Reputation: 373
I would like to extract data between span tags. Here is a sample of html code:
<p>
<span class="html-italic">3-Acetyl-</span>
<span class="html-italic">(4-acetyl-5-(β</span>
"-"
<span class="html-italic">naphtyl)-4,5-dihydro-1,3,4-oxodiazol-2-yl)methoxy)-2H-chromen-2-one</span>
"("
<b>5b</b>
</p>
I need to get a full name:
3-Acetyl-4-acetyl-5-(β-naphtyl)-4,5-dihydro-1,3,4-oxodiazol-2-yl)methoxy)-2H-chromen-2-one
(without 5b). I don't know how to extract '-' between the second and the third span tags. Also, a total number of span tags may vary and '-' can be between any span tags. The code I wrote gives me only: 3-Acetyl-4-acetyl-5-(β. Here is a part of my code:
p = soup.find("p")
name = ""
for child in p.children:
if child.name == "span":
name += child.text
print name
Any help is highly appreciated!
Upvotes: 2
Views: 9728
Reputation: 2446
If you like one-liners, you can do something like:
(your_item.find("p", {"attr": "value"})).find("span").get_text()
Upvotes: 1
Reputation: 630
You can use BeautifulSoup's .findAll(text=True)
to get all text inside the element, including outside the spans.
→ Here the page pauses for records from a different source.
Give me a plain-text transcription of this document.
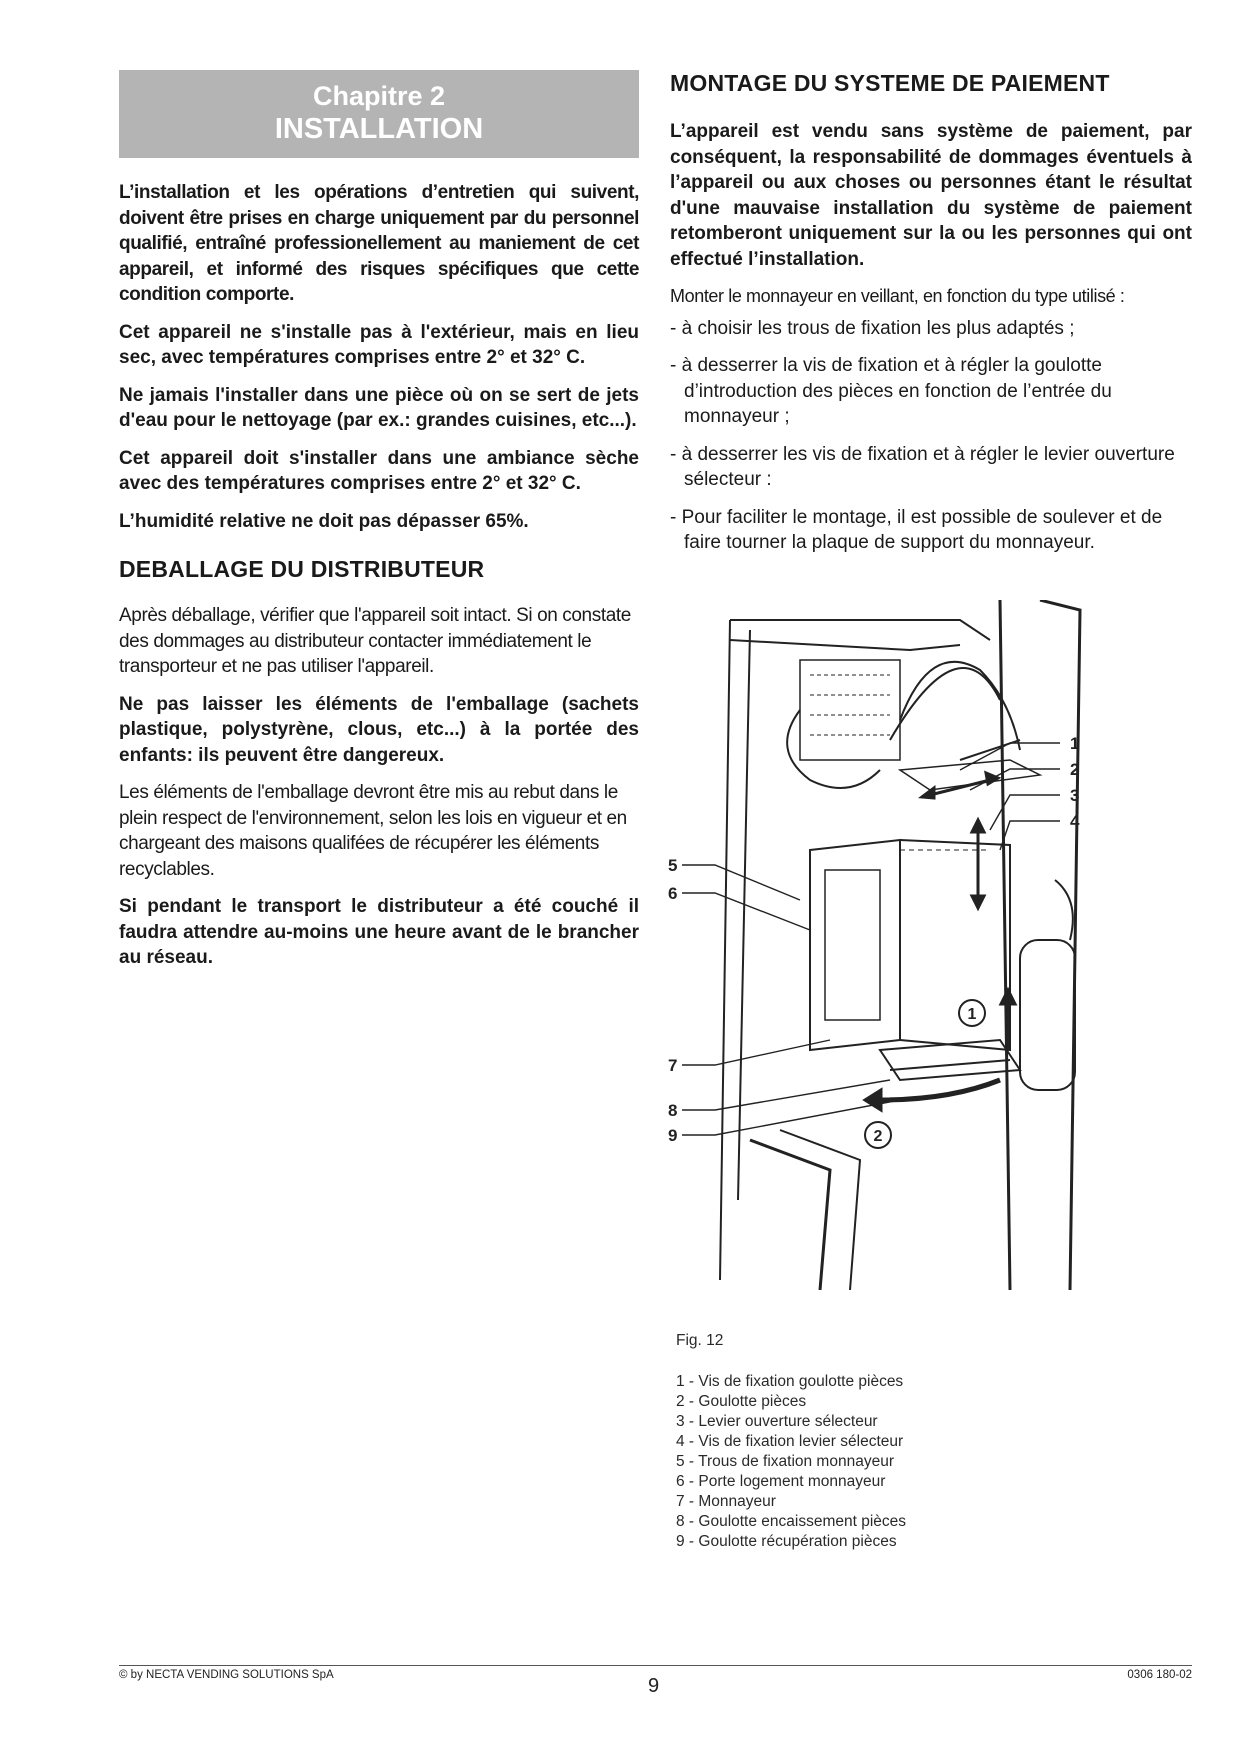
Chapitre 2
INSTALLATION

L’installation et les opérations d’entretien qui suivent, doivent être prises en charge uniquement par du personnel qualifié, entraîné professionellement au maniement de cet appareil, et informé des risques spécifiques que cette condition comporte.

Cet appareil ne s'installe pas à l'extérieur, mais en lieu sec, avec températures comprises entre 2° et 32° C.

Ne jamais l'installer dans une pièce où on se sert de jets d'eau pour le nettoyage (par ex.: grandes cuisines, etc...).

Cet appareil doit s'installer dans une ambiance sèche avec des températures comprises entre 2° et 32° C.

L’humidité relative ne doit pas dépasser 65%.

DEBALLAGE DU DISTRIBUTEUR

Après déballage, vérifier que l'appareil soit intact. Si on constate des dommages au distributeur contacter immédiatement le transporteur et ne pas utiliser l'appareil.

Ne pas laisser les éléments de l'emballage (sachets plastique, polystyrène, clous, etc...) à la portée des enfants: ils peuvent être dangereux.

Les éléments de l'emballage devront être mis au rebut dans le plein respect de l'environnement, selon les lois en vigueur et en chargeant des maisons qualifées de récupérer les éléments recyclables.

Si pendant le transport le distributeur a été couché il faudra attendre au-moins une heure avant de le brancher au réseau.

MONTAGE DU SYSTEME DE PAIEMENT

L’appareil est vendu sans système de paiement, par conséquent, la responsabilité de dommages éventuels à l’appareil ou aux choses ou personnes étant le résultat d'une mauvaise installation du système de paiement retomberont uniquement sur la ou les personnes qui ont effectué l’installation.

Monter le monnayeur en veillant, en fonction du type utilisé :

- à choisir les trous de fixation les plus adaptés ;
- à desserrer la vis de fixation et à régler la goulotte d’introduction des pièces en fonction de l’entrée du monnayeur ;
- à desserrer les vis de fixation et à régler le levier ouverture sélecteur :
- Pour faciliter le montage, il est possible de soulever et de faire tourner la plaque de support du monnayeur.
1
2
1
2
3
4
5
6
7
8
9
Fig. 12
1 - Vis de fixation goulotte pièces
2 - Goulotte pièces
3 - Levier ouverture sélecteur
4 - Vis de fixation levier sélecteur
5 - Trous de fixation monnayeur
6 - Porte logement monnayeur
7 - Monnayeur
8 - Goulotte encaissement pièces
9 - Goulotte récupération pièces
© by NECTA VENDING SOLUTIONS SpA	9	0306 180-02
This returns a list of text parts, which need to be stripped of whitespace and quotation marks. I'm not sure what rule you're using to exclude the last "("5b
but maybe it's as easy as slicing the list:
parts = soup.find("p").findAll(text=True)
name = ''.join(p.strip(string.whitespace + '"') for p in parts[:-3])
Result:
u'3-Acetyl-(4-acetyl-5-(β-naphtyl)-4,5-dihydro-1,3,4-oxodiazol-2-yl)methoxy)-2H-chromen-2-one'
Upvotes: 2
Reputation: 1913
you can just do something like
p = soup.find("p")
name = ""
for child in p.children:
if child.name == "span":
name += child.text
elif child.name is 'None':
name += child.string.rstrip("\"\n ").lstrip("\"\n ")
print name
Upvotes: 2
Reputation: 174696
You could use CSS selectors.
>>> ''.join(i.text for i in soup.select('p > span'))
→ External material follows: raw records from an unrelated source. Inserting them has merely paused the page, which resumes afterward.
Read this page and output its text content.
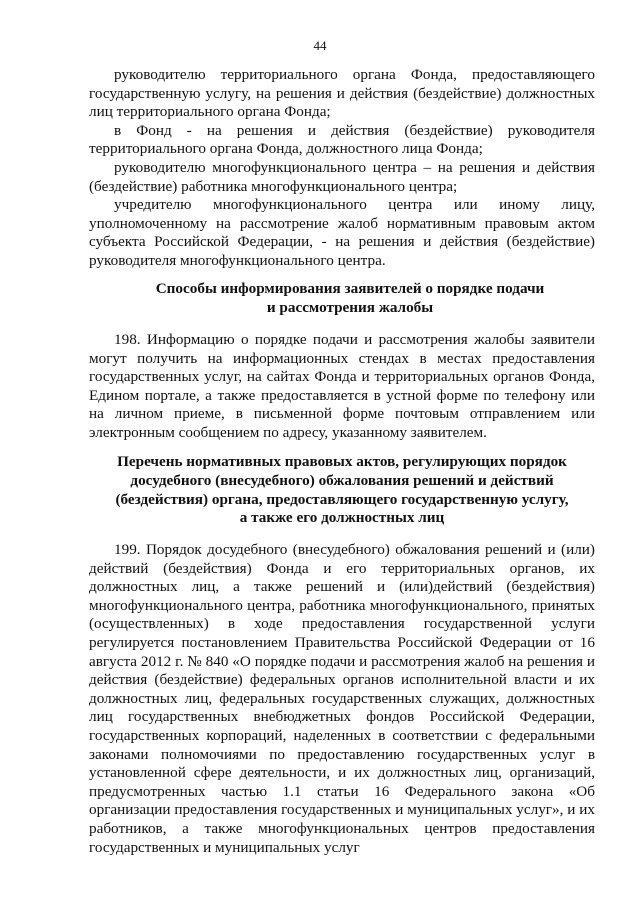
44

руководителю территориального органа Фонда, предоставляющего государственную услугу, на решения и действия (бездействие) должностных лиц территориального органа Фонда;

в Фонд - на решения и действия (бездействие) руководителя территориального органа Фонда, должностного лица Фонда;

руководителю многофункционального центра – на решения и действия (бездействие) работника многофункционального центра;

учредителю многофункционального центра или иному лицу, уполномоченному на рассмотрение жалоб нормативным правовым актом субъекта Российской Федерации, - на решения и действия (бездействие) руководителя многофункционального центра.

Способы информирования заявителей о порядке подачи и рассмотрения жалобы

198. Информацию о порядке подачи и рассмотрения жалобы заявители могут получить на информационных стендах в местах предоставления государственных услуг, на сайтах Фонда и территориальных органов Фонда, Едином портале, а также предоставляется в устной форме по телефону или на личном приеме, в письменной форме почтовым отправлением или электронным сообщением по адресу, указанному заявителем.

Перечень нормативных правовых актов, регулирующих порядок досудебного (внесудебного) обжалования решений и действий (бездействия) органа, предоставляющего государственную услугу, а также его должностных лиц

199. Порядок досудебного (внесудебного) обжалования решений и (или) действий (бездействия) Фонда и его территориальных органов, их должностных лиц, а также решений и (или)действий (бездействия) многофункционального центра, работника многофункционального, принятых (осуществленных) в ходе предоставления государственной услуги регулируется постановлением Правительства Российской Федерации от 16 августа 2012 г. № 840 «О порядке подачи и рассмотрения жалоб на решения и действия (бездействие) федеральных органов исполнительной власти и их должностных лиц, федеральных государственных служащих, должностных лиц государственных внебюджетных фондов Российской Федерации, государственных корпораций, наделенных в соответствии с федеральными законами полномочиями по предоставлению государственных услуг в установленной сфере деятельности, и их должностных лиц, организаций, предусмотренных частью 1.1 статьи 16 Федерального закона «Об организации предоставления государственных и муниципальных услуг», и их работников, а также многофункциональных центров предоставления государственных и муниципальных услуг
'3-Acetyl-(4-acetyl-5-(βnaphtyl)-4,5-dihydro-1,3,4-oxodiazol-2-yl)methoxy)-2H-chromen-2-one'
Upvotes: 3
Reputation: 19733
try like this:
name=""
for x in soup.find('p'):
try:
if x.name == 'span':
name += x.get_text()
except:pass
print name
output:
3-Acetyl-(4-acetyl-5-(βnaphtyl)-4,5-dihydro-1,3,4-oxodiazol-2-yl)methoxy)-2H-chromen-2-one
Upvotes: 1